Hillsborough Castle, which is located in the village of Hillsborough, County Down, is not a true castle. It is a Georgian mansion built in the 18th century for the Hill family, Marquesses of Downshire, who owned it until 1922 when the sixth marquis sold the mansion and its grounds to the British government. By buying it the government solved a practical problem. Under the Government of Ireland Act, 1920 a new state called Northern Ireland had been created. Executive authority had been vested for both Northern Ireland and Southern Ireland in the Lord Lieutenant of Ireland, who was supposed to be one of two all-Ireland features (along with the Council of Ireland) in the new home rule structure. However that office was abolished in a law change following the Anglo-Irish Treaty of 1921, which in effect abolished Southern Ireland (which had in reality only existed on paper) and replaced it with the Irish Free State. A new office for Northern Ireland alone was created to fill the void, that of Governor of Northern Ireland. As the Viceregal Lodge in Dublin became unavailable, physically and politically, a new residence was needed. Hillsborough Castle, though outside the capital, Belfast, was deemed a suitable location. After some renovations, the first Governor, James Albert Edward Hamilton, 3rd Duke of Abercorn, moved in during 1925.
Secretary of State
Following the decision to abolish the majority rule Stormont system of government, all old Northern Ireland governmental posts, including that of governor and of Prime Minister of Northern Ireland, were abolished. Those two posts were in effect combined to create the office of Secretary of State for Northern Ireland. As the Queen's representative the Secretary of State resides in Hillsborough Castle as do junior ministers, though members of the Royal Family, when visiting Northern Ireland, stay there also.
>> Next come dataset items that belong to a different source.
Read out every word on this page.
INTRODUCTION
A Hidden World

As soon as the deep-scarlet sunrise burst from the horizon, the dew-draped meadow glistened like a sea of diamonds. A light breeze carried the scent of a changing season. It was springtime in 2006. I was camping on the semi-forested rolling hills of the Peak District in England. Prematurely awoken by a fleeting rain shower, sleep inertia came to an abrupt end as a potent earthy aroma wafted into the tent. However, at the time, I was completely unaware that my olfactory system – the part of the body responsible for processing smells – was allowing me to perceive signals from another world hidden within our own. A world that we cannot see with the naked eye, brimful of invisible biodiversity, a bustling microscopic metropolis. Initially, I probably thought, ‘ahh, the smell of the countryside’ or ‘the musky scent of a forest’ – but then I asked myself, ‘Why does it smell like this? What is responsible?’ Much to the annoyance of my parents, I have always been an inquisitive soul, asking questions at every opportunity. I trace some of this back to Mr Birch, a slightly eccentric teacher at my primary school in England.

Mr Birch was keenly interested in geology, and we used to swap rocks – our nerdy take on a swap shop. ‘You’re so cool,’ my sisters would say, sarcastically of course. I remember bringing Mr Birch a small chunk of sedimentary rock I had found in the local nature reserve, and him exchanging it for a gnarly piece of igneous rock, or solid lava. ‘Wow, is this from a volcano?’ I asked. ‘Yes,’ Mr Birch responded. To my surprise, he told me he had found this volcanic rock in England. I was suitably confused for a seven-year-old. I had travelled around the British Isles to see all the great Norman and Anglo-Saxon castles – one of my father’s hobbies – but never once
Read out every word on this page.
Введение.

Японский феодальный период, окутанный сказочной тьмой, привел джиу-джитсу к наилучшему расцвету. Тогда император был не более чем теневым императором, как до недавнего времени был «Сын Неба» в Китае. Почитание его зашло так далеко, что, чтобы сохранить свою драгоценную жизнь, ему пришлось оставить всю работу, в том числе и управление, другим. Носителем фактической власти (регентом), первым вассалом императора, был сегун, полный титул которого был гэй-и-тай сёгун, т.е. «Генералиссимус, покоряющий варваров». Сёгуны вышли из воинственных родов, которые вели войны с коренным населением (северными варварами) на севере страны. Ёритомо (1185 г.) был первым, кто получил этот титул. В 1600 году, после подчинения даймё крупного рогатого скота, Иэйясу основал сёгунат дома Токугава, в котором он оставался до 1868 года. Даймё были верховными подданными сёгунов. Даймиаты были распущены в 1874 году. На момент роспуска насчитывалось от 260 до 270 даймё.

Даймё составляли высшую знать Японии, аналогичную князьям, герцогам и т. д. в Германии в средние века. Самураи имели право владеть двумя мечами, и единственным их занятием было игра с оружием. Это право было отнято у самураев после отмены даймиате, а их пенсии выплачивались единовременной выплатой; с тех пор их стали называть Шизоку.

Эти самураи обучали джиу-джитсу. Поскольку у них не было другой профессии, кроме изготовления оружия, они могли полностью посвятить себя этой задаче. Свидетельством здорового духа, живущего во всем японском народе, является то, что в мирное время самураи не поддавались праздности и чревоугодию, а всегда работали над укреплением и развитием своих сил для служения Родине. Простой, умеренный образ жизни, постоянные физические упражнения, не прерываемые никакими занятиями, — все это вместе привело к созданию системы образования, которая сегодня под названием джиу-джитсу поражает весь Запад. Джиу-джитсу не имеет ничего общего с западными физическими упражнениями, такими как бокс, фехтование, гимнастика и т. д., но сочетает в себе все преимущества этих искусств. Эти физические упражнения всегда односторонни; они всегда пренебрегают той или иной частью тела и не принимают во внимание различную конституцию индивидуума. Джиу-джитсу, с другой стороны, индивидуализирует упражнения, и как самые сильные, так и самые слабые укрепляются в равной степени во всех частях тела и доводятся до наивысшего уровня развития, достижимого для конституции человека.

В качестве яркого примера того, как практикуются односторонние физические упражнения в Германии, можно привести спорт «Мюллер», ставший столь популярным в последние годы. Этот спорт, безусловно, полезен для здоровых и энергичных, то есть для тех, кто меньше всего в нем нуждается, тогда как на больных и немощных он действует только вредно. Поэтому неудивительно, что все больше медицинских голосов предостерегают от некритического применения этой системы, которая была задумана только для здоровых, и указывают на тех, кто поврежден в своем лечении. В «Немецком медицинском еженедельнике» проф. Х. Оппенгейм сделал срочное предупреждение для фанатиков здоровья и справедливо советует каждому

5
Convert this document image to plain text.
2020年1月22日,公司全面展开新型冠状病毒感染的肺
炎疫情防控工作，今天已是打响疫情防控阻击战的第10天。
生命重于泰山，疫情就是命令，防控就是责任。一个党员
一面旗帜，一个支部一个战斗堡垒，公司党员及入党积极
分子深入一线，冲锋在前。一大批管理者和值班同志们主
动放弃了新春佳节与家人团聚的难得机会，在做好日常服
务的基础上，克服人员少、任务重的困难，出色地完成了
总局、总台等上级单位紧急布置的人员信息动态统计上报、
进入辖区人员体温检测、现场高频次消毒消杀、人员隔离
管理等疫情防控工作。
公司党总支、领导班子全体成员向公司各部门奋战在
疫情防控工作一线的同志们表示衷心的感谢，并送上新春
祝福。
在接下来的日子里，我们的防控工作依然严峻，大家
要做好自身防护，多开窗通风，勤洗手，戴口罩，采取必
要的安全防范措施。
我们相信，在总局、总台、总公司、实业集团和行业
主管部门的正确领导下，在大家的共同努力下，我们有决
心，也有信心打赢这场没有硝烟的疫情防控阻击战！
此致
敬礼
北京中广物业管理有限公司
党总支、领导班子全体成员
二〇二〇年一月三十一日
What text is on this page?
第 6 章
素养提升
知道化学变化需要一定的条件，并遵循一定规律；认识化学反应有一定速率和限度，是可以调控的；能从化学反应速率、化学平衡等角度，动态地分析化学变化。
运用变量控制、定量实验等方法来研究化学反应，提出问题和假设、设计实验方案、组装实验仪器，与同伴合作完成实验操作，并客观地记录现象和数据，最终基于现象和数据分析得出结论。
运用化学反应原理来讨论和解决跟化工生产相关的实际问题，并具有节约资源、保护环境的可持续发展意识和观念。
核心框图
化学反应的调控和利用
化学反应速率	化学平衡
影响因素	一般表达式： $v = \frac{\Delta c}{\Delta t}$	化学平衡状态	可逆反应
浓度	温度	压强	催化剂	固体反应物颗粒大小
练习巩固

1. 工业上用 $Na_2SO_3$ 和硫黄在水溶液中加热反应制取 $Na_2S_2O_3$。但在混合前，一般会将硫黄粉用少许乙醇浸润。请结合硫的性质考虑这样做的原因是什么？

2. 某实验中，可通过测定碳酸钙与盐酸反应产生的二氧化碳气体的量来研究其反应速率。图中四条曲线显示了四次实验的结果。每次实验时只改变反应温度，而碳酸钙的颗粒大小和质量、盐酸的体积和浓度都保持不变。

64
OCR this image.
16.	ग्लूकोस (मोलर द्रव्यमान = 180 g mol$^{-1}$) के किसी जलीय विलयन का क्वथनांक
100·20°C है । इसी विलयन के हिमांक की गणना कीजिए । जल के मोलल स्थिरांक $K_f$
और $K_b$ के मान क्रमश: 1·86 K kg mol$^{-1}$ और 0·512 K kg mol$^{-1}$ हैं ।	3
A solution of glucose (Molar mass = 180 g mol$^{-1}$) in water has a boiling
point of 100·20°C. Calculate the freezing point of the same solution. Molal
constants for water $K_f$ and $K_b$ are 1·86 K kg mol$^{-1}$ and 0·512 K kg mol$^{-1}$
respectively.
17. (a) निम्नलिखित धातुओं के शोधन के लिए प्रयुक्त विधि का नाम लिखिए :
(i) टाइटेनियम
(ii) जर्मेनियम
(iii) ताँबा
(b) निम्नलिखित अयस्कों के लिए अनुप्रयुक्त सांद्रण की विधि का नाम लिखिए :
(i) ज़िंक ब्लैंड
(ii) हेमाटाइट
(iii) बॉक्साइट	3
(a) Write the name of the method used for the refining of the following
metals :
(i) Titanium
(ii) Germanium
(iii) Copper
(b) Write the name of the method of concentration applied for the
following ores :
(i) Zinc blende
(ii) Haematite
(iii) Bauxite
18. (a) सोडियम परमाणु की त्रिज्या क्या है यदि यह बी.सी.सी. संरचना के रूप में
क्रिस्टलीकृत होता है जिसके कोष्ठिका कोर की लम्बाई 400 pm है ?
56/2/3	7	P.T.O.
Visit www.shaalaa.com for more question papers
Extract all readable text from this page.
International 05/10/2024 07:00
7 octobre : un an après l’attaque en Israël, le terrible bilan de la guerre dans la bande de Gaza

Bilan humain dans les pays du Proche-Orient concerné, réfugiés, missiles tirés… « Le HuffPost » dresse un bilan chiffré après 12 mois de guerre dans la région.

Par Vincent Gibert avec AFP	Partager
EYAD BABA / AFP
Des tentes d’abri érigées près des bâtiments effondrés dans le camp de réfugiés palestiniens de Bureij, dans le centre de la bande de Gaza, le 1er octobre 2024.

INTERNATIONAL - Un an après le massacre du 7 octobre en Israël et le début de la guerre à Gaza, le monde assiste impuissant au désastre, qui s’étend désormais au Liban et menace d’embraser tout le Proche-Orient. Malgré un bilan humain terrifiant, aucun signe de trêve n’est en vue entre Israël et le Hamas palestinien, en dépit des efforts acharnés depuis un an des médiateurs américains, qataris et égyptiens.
Queen Elizabeth and the Duke of Edinburgh stayed in Hillsborough Castle during their visit to Northern Ireland as part of the Golden Jubilee tour of the United Kingdom in 2002.
Hillsborough Castle became the controversial location of the signing of the Anglo-Irish Agreement in 1985. Irish Taoiseach (prime minister) Garret FitzGerald believed that signing the Agreement in Hillsborough Castle would mollify unionist opposition to the Agreement somewhat. However many unionists took offence at the signing of the Agreement in the Throne Room of the Castle, igniting their opposition further.
Many of the crucial talks leading up to the signing of the Belfast Agreement took place in the secretariat attached to the Castle. Leaders such as Gerry Adams (Sinn Féin), John Hume (Social Democratic and Labour Party), David Trimble (Ulster Unionist Party) and, on occasion, the Rev. Ian Paisley met secretaries of state to discuss sensitive political and constitutional issues. It was also used in January 2010 for talks between British Prime Minister Gordon Brown, Irish Prime Minister Brian Cowen and representatives of the Democratic Unionist Party and Sinn Féin over the crisis over Northern Irish policing which threatened to derail the Northern Irish government.
Breaking new ground
Hillsborough Castle broke new ground for a government residence when then Secretary of State Peter Mandelson, with royal agreement, lived openly with his gay partner as a couple in the residence during Mandelson's period in office. Some media reports critical of Mandelson's sexuality had speculated that he might decide to live elsewhere during his period in Northern Ireland, and simply use Hillsborough Castle as an office. Others speculated that his partner would not live with him at all in Northern Ireland but would continue to reside in London.
His predecessor, Mo Mowlam, broke her own new ground when she became the first Secretary of State to open up the extensive grounds of the castle to the public. Previous Secretaries of State had not done so because of the fear of Provisional IRA attack. The security impact on the Castle can be seen (top photo) in the presence of bullet-proof glass in plastic frames in front of the Georgian windows at the public front of the building.
Apart from members of the Royal Family and politicians from Northern Ireland, elsewhere in the United Kingdom and the Republic of Ireland, some international figures have visited or stayed at the Castle. The then President of the United States George W. Bush visited the castle in 2003.